The weekend that Jason arrived in Nashville, we attended an Al-anon convention and I stood up the second day he was here and told our story, and that was when I realized what an impact our story could have on people. After all was said, and the meeting was over, people swarmed Jason and I bearing tears of hope and encouragement, and shared very personal stories with us of their current situations. I will never forget the feeling that I had when for the first time in a very long time my husband and I had made a positive impact on others as one.

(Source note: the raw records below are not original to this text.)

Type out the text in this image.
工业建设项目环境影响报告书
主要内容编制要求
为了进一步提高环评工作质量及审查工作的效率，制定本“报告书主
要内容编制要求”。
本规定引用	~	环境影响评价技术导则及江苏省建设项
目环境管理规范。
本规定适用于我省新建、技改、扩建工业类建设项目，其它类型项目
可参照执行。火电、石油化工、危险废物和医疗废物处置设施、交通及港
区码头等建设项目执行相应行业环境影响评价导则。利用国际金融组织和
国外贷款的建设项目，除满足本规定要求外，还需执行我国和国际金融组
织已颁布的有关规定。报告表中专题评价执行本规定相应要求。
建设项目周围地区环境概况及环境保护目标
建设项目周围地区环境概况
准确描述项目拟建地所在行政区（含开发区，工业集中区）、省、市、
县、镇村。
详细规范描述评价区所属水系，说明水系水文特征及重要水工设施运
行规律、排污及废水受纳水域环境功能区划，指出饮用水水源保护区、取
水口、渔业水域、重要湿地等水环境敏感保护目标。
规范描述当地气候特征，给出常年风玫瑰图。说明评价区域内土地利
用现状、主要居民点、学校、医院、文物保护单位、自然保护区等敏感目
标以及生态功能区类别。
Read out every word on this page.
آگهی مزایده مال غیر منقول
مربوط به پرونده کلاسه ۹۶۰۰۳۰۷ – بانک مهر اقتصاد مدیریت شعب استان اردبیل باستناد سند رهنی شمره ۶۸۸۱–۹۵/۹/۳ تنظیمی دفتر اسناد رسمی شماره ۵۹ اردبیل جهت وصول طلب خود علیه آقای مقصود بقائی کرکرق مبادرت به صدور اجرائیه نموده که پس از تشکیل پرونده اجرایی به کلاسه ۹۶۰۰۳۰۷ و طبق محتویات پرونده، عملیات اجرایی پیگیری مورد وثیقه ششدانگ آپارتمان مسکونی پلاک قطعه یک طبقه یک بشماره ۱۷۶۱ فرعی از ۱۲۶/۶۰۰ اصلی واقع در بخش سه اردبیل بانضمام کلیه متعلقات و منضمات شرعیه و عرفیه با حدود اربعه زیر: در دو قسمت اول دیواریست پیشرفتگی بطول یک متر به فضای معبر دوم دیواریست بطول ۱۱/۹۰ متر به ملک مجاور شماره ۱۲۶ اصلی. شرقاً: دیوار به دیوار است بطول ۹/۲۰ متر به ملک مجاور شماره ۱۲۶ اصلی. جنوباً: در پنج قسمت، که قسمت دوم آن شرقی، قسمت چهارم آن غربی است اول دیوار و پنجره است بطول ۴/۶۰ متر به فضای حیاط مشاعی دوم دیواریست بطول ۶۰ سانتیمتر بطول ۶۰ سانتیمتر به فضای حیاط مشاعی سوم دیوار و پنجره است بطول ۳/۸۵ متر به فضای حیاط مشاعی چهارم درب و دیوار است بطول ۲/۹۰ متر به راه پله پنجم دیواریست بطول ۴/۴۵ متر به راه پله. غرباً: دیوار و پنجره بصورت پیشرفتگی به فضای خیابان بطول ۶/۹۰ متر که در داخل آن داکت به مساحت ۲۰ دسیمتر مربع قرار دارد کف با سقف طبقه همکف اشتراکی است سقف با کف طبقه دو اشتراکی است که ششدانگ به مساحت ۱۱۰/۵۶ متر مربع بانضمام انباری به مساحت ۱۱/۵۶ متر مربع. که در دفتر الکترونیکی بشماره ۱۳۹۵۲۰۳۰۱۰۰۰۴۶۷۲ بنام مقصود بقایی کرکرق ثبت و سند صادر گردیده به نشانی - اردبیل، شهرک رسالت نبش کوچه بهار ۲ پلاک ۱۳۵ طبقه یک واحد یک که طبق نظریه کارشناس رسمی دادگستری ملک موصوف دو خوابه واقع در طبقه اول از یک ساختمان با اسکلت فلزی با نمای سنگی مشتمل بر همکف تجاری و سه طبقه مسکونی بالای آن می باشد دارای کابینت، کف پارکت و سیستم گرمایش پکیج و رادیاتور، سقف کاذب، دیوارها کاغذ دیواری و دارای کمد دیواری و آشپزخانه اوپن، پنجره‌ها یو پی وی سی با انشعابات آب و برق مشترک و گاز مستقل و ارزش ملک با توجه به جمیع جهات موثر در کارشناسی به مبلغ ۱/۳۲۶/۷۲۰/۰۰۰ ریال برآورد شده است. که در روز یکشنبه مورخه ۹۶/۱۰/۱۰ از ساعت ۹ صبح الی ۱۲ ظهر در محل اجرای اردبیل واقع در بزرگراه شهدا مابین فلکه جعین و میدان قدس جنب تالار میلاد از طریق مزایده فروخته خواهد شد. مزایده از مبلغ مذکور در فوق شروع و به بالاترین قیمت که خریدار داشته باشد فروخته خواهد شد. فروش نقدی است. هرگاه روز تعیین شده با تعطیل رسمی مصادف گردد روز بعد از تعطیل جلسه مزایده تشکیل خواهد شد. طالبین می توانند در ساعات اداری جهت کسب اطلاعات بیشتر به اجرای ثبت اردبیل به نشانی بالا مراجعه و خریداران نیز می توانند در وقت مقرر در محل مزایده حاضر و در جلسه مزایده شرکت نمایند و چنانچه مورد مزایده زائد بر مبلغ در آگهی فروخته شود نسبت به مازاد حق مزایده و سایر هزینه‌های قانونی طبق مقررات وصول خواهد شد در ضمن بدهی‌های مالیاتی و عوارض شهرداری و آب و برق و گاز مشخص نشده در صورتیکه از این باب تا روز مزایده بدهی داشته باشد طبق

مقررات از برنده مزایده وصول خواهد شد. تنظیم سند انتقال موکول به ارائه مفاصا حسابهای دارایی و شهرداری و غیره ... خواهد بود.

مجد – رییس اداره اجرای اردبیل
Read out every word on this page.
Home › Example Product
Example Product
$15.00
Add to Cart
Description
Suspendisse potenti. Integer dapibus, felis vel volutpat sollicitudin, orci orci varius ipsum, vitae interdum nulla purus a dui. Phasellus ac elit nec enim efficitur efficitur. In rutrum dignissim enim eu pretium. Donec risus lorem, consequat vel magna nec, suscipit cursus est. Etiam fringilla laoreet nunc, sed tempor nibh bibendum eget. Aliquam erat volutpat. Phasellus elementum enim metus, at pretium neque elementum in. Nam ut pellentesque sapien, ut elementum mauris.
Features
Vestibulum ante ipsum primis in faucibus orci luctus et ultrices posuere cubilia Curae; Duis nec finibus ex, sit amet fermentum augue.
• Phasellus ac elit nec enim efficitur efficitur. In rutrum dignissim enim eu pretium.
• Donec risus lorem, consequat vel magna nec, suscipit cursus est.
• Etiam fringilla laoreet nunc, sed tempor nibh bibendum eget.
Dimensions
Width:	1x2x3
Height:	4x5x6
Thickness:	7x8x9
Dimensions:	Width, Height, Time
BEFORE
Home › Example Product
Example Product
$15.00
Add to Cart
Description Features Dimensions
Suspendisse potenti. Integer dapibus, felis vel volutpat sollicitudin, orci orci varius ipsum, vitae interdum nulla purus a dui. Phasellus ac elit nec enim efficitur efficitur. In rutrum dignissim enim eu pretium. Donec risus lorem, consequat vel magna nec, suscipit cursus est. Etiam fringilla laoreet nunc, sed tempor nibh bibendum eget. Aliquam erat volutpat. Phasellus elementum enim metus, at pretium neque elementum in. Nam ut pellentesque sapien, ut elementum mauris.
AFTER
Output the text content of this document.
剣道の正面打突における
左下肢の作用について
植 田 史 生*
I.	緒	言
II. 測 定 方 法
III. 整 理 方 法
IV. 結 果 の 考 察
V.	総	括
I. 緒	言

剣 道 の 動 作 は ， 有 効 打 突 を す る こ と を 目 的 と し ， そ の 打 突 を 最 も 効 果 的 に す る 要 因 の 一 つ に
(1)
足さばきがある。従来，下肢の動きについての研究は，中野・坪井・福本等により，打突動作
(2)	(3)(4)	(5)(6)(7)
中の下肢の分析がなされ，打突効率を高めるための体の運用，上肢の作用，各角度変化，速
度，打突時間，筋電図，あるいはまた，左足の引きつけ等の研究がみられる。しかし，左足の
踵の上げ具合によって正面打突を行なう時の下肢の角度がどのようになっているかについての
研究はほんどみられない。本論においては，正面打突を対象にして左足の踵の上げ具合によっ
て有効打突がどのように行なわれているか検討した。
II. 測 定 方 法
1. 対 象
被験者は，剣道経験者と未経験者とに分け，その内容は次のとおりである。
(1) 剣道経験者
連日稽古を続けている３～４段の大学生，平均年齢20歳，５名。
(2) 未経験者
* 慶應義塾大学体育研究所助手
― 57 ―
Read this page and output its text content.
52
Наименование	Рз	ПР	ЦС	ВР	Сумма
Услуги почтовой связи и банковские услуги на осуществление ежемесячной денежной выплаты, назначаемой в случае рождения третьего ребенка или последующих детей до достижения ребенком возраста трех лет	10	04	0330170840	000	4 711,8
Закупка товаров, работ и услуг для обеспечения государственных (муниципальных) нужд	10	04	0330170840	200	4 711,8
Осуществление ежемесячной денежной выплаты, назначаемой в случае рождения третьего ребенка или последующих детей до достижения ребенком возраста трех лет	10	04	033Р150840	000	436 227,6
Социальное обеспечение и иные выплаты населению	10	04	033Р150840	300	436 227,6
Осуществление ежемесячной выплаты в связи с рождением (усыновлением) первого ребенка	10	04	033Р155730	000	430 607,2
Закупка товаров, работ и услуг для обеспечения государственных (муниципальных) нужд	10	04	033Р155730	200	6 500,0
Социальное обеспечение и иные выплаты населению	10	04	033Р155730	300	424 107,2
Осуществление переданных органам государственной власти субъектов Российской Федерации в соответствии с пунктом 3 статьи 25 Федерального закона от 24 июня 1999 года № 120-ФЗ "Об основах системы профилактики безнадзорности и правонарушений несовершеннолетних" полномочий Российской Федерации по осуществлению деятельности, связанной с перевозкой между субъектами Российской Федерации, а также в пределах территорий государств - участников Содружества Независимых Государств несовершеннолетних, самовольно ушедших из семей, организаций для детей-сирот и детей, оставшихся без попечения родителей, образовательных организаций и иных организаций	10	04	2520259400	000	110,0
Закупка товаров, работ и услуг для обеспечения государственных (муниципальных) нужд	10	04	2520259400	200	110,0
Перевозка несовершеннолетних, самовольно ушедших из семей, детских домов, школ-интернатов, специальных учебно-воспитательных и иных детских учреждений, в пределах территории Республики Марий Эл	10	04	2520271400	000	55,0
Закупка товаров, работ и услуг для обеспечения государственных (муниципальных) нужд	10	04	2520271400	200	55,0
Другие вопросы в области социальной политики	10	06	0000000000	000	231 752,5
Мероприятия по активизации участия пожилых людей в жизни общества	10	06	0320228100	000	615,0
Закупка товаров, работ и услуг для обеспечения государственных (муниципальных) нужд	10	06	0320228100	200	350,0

Sometimes it's hard though, I am surrounded by a monumental number gifted, and BRILLIANT people. It seems as if not one person that I have come in contact with here doesn't have an amazing talent in glorifying God. I, by no means am trying to say oh, poor me, stuck with all these talented people, what is a girl to do? ha ha. That's not it at all. I am BLESSED, beyond what I can write, but I am still just a small town girl that has a lot to learn. So, I listen and read and absorb as much as I can. I do much less talking and a lot more listening these days. Plus it's just plain intimidating at times.
I'm a little good at a whole bunch of things, but I'm not sure if I have a niche. If I do I'm sure the big man upstairs will let me know, and until then I'm totally content putting all of my focus on Him and my family. There is a beautiful line in the book Captivating, by John and Stasi Eldredge that talks about a woman feeling like she is "too much and never enough" at the same time that I love. I have always felt that way and I'm sure many of you have too.
The one thing that I am sure of is that I should keep writing because my husband and I embody God's redemption and grace, we truly are a miracle unfolding and I want to share His mighty work with all that I can because everyday that we are together let's someone who has the "see it to believe it" attitude, well, see it! Many blessings to all of you!